Sen. John McCain (R-Ari.) on Thursday accused the Obama administration of being overly cautious in analyzing intelligence about the alleged use of chemical weapons in Syria, saying he feared the White House was looking for excuses not to get involved.
“I’m worried that the president and the administration will use the caveats as an excuse to not act right away or to not act at all,” he told Fox News. “The president clearly stated that it was a red line and that it couldn’t be crossed without the United States taking vigorous action.”
Obama shouldn’t have said it was a “red line.” It was obvious that he didn’t mean it at the time. His own record strongly suggested that it was an empty threat, and American presidents shouldn’t issue empty threats. It undermines our credibility. Everyone from Moscow to Tehran to Pyongyang is paying much more attention than the average US low-information voter.
That said, intervening in Syria is a very bad idea. So bad, it appears to be attracting bipartisan support.
As the facts stand how, the best case scenario should we intervene is that we win and replace a secular tyranny with an Islamist tyranny. Something like Libya on one end, or Iran on the other. That’s if we win, and none of Syria’s allies — Russia and Iran, mainly — intervene and Hizballah doesn’t start a war against Israel. Worst case, we intervene, Syria’s allies get involved, Hizballah draws Israel into the war, and it spreads to the Palestinian territories, then Jordan, Egypt and across the Middle East. Anyone who has read Revelation might find such a scenario more than passingly familiar. Let’s throw in another fun fact: Hizballah is known to be lurking and working across the border in Mexico. The only thing the Syrian civil war currently has going for it is that it’s contained. US intervention runs a strong risk of changing that.

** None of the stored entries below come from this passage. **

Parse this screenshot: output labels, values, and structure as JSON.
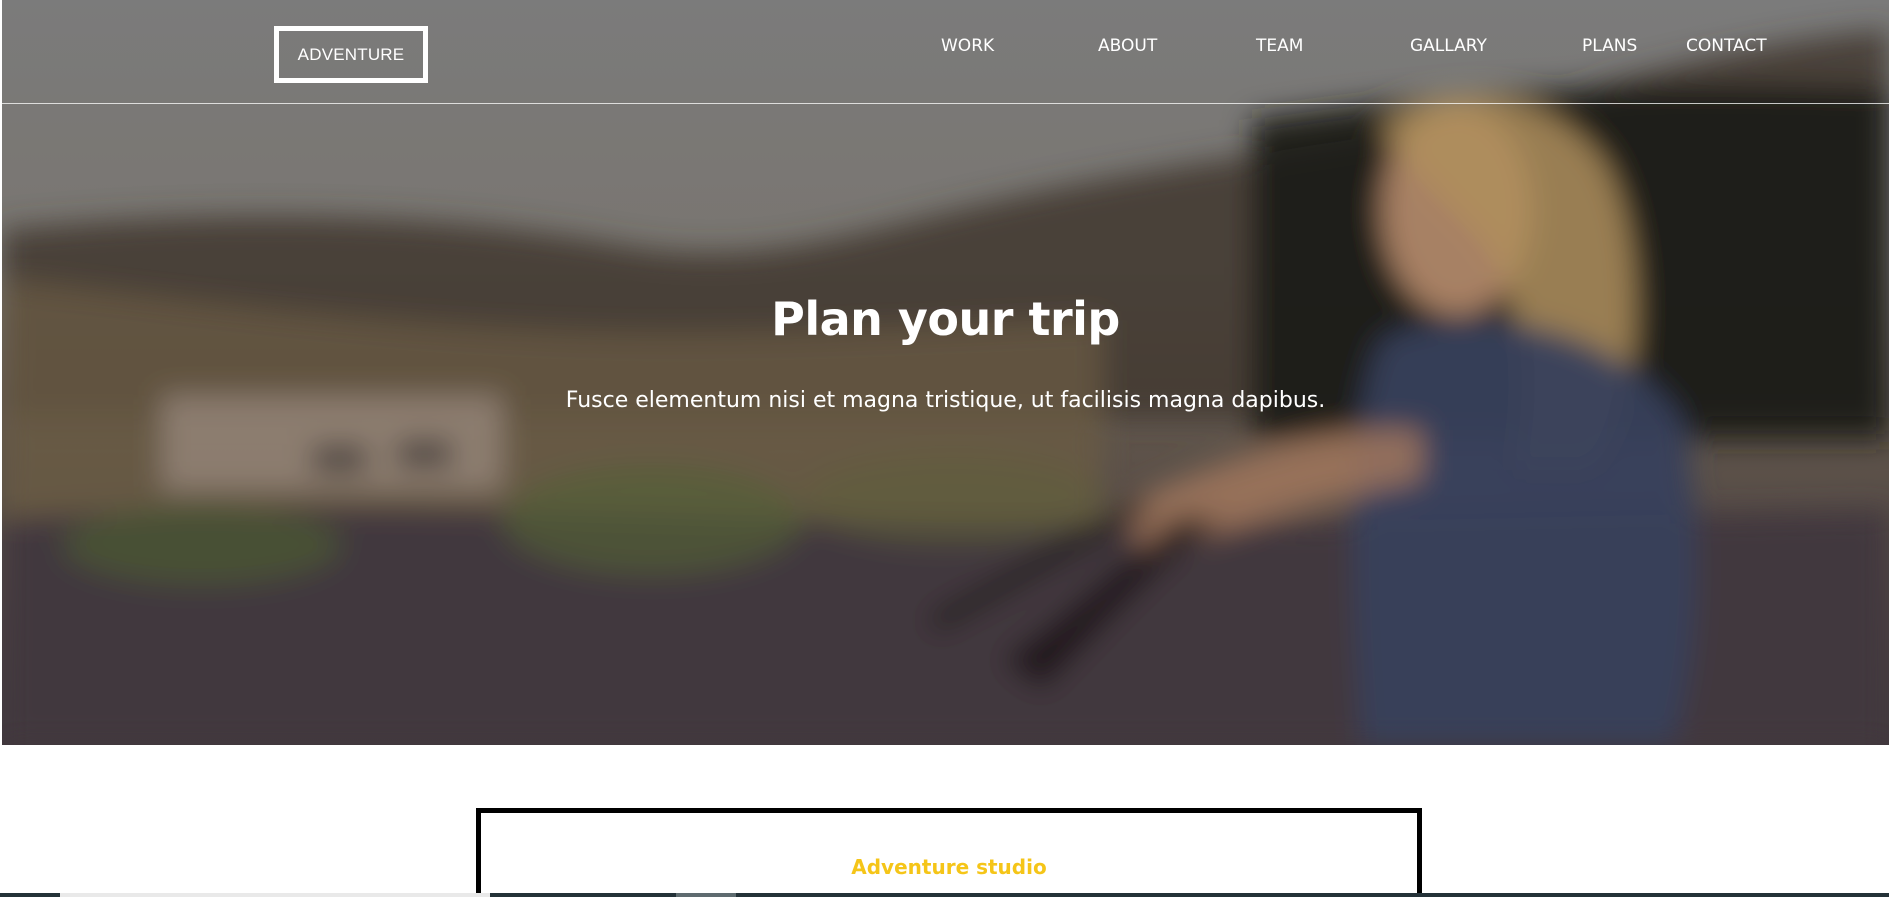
{
  "header": {
    "brand": "ADVENTURE",
    "nav": [
      "WORK",
      "ABOUT",
      "TEAM",
      "GALLARY",
      "PLANS",
      "CONTACT"
    ]
  },
  "hero": {
    "title": "Plan your trip",
    "subtitle": "Fusce elementum nisi et magna tristique, ut facilisis magna dapibus."
  },
  "studio": {
    "title": "Adventure studio"
  },
  "colors": {
    "accent": "#f5c518",
    "text_on_hero": "#ffffff",
    "border": "#000000"
  }
}
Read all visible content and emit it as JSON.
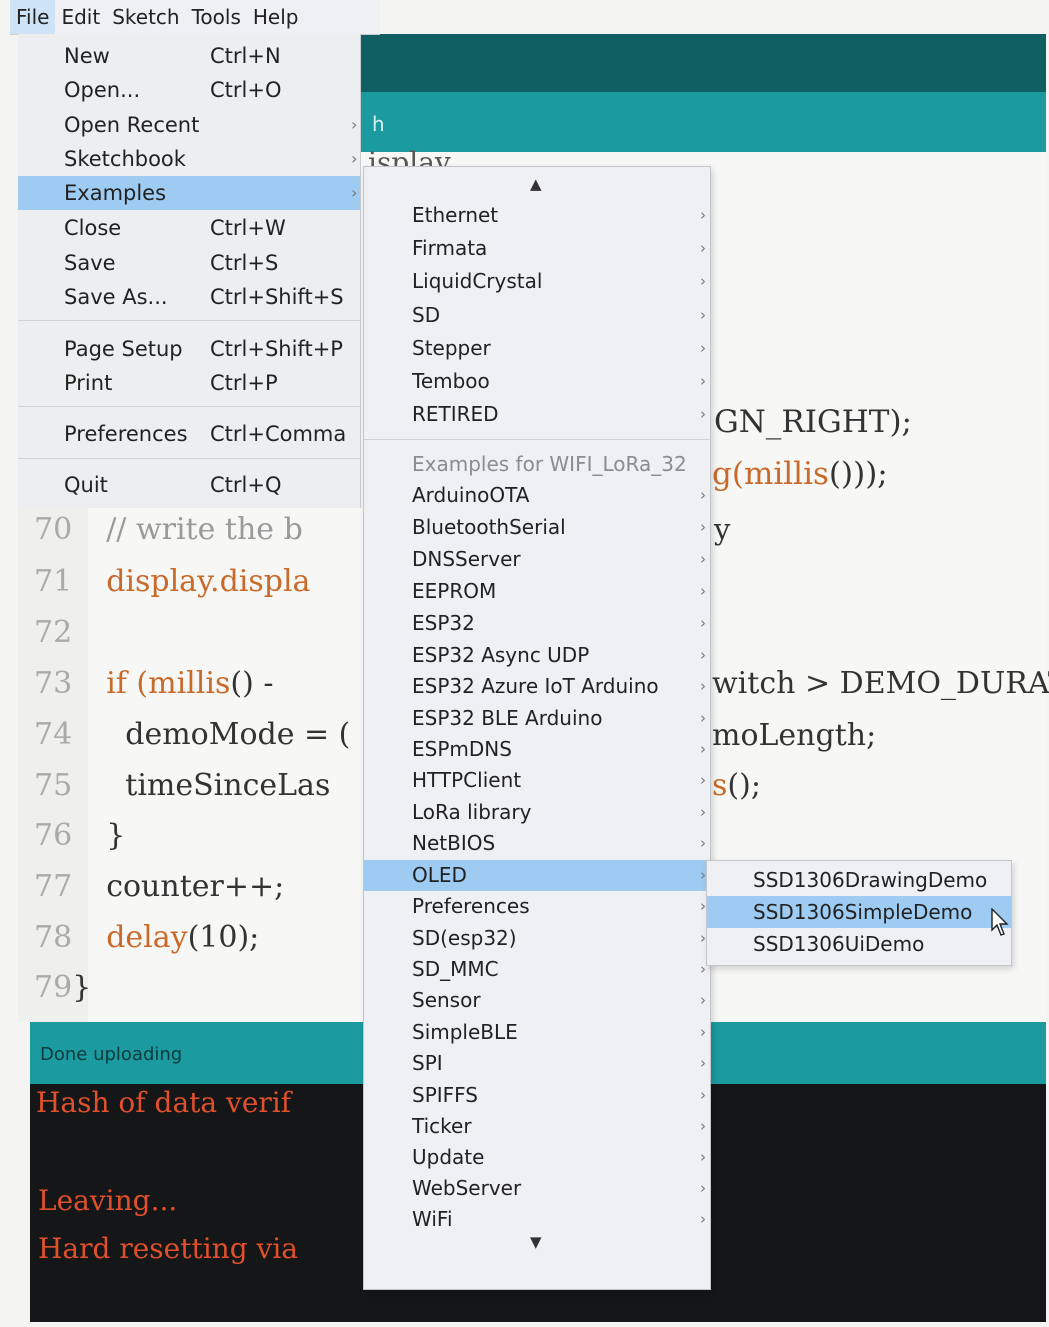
{
  "menubar": [
    "File",
    "Edit",
    "Sketch",
    "Tools",
    "Help"
  ],
  "file_menu": [
    {
      "label": "New",
      "shortcut": "Ctrl+N"
    },
    {
      "label": "Open...",
      "shortcut": "Ctrl+O"
    },
    {
      "label": "Open Recent",
      "shortcut": ""
    },
    {
      "label": "Sketchbook",
      "shortcut": ""
    },
    {
      "label": "Examples",
      "shortcut": ""
    },
    {
      "label": "Close",
      "shortcut": "Ctrl+W"
    },
    {
      "label": "Save",
      "shortcut": "Ctrl+S"
    },
    {
      "label": "Save As...",
      "shortcut": "Ctrl+Shift+S"
    },
    {
      "label": "Page Setup",
      "shortcut": "Ctrl+Shift+P"
    },
    {
      "label": "Print",
      "shortcut": "Ctrl+P"
    },
    {
      "label": "Preferences",
      "shortcut": "Ctrl+Comma"
    },
    {
      "label": "Quit",
      "shortcut": "Ctrl+Q"
    }
  ],
  "examples_menu": {
    "up_arrow": "▲",
    "down_arrow": "▼",
    "builtin": [
      "Ethernet",
      "Firmata",
      "LiquidCrystal",
      "SD",
      "Stepper",
      "Temboo",
      "RETIRED"
    ],
    "section_header": "Examples for WIFI_LoRa_32",
    "board": [
      "ArduinoOTA",
      "BluetoothSerial",
      "DNSServer",
      "EEPROM",
      "ESP32",
      "ESP32 Async UDP",
      "ESP32 Azure IoT Arduino",
      "ESP32 BLE Arduino",
      "ESPmDNS",
      "HTTPClient",
      "LoRa library",
      "NetBIOS",
      "OLED",
      "Preferences",
      "SD(esp32)",
      "SD_MMC",
      "Sensor",
      "SimpleBLE",
      "SPI",
      "SPIFFS",
      "Ticker",
      "Update",
      "WebServer",
      "WiFi"
    ],
    "selected": "OLED"
  },
  "oled_submenu": {
    "items": [
      "SSD1306DrawingDemo",
      "SSD1306SimpleDemo",
      "SSD1306UiDemo"
    ],
    "selected": "SSD1306SimpleDemo"
  },
  "editor": {
    "tab_fragment": "h",
    "lines": [
      {
        "num": "70",
        "code": "// write the b"
      },
      {
        "num": "71",
        "code": "display.displa"
      },
      {
        "num": "72",
        "code": ""
      },
      {
        "num": "73",
        "code_a": "if (",
        "code_b": "millis",
        "code_c": "() -"
      },
      {
        "num": "74",
        "code": "  demoMode = ("
      },
      {
        "num": "75",
        "code": "  timeSinceLas"
      },
      {
        "num": "76",
        "code": "}"
      },
      {
        "num": "77",
        "code": "counter++;"
      },
      {
        "num": "78",
        "code_a": "delay",
        "code_b": "(10);"
      },
      {
        "num": "79",
        "code": "}"
      }
    ],
    "right_fragments": {
      "isplay": "isplay",
      "gn_right": "GN_RIGHT);",
      "millis_a": "g(",
      "millis_b": "millis",
      "millis_c": "()));",
      "y": "y",
      "witch": "witch > DEMO_DURAT",
      "molength": "moLength;",
      "s_a": "s",
      "s_b": "();"
    }
  },
  "status": "Done uploading",
  "console": [
    "Hash of data verif",
    "Leaving...",
    "Hard resetting via"
  ],
  "colors": {
    "teal": "#1b9aa0",
    "dark_teal": "#0f5f63",
    "keyword_orange": "#c96a2b",
    "highlight_blue": "#9ecbf2",
    "console_text": "#e0502a",
    "console_bg": "#151618"
  }
}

Besides all of that, we have the worst foreign policy team in living memory in charge. I don’t know why McCain appears to be in a rush to war that will be led by Barack Obama, Chuck Hagel and John Kerry. The latter two don’t seem to understand the Islamist threat, and while Obama occasionally hints that he does, he also hints that he’s on the wrong side. He ascribes nefarious motives to the NRA that he would never dare tag onto the Boston bombers. He assaults law-abiding Americans’ rights after Newtown, but still calls the terrorist massacre at Ft. Hood “workplace violence.” And so forth, the same stuff we bring up every day because it’s his record and tells us more than his words what he really thinks. So far his actions have empowered the Muslim Brotherhood in Egypt and helped give them space to operate in Libya. His administration covered up a terrorist attack in the latter, blaming US free speech rather than Islamist hatred. His one unambiguous victory over al Qaeda, the killing of Osama bin Laden, has helped the terrorist group’s Egyptian successor to bin Laden warm up to Egypt’s new Islamist government.
The team we have in place just is not the team we ought to go into another Middle East war with.
More: So, the Muslim Brotherhood is reopening its offices in Syria after 30 years of exile. Sort of like what happened in Egypt during the “Arab Spring.”
Correction: I had Libya in the title originally. Which was totally wrong.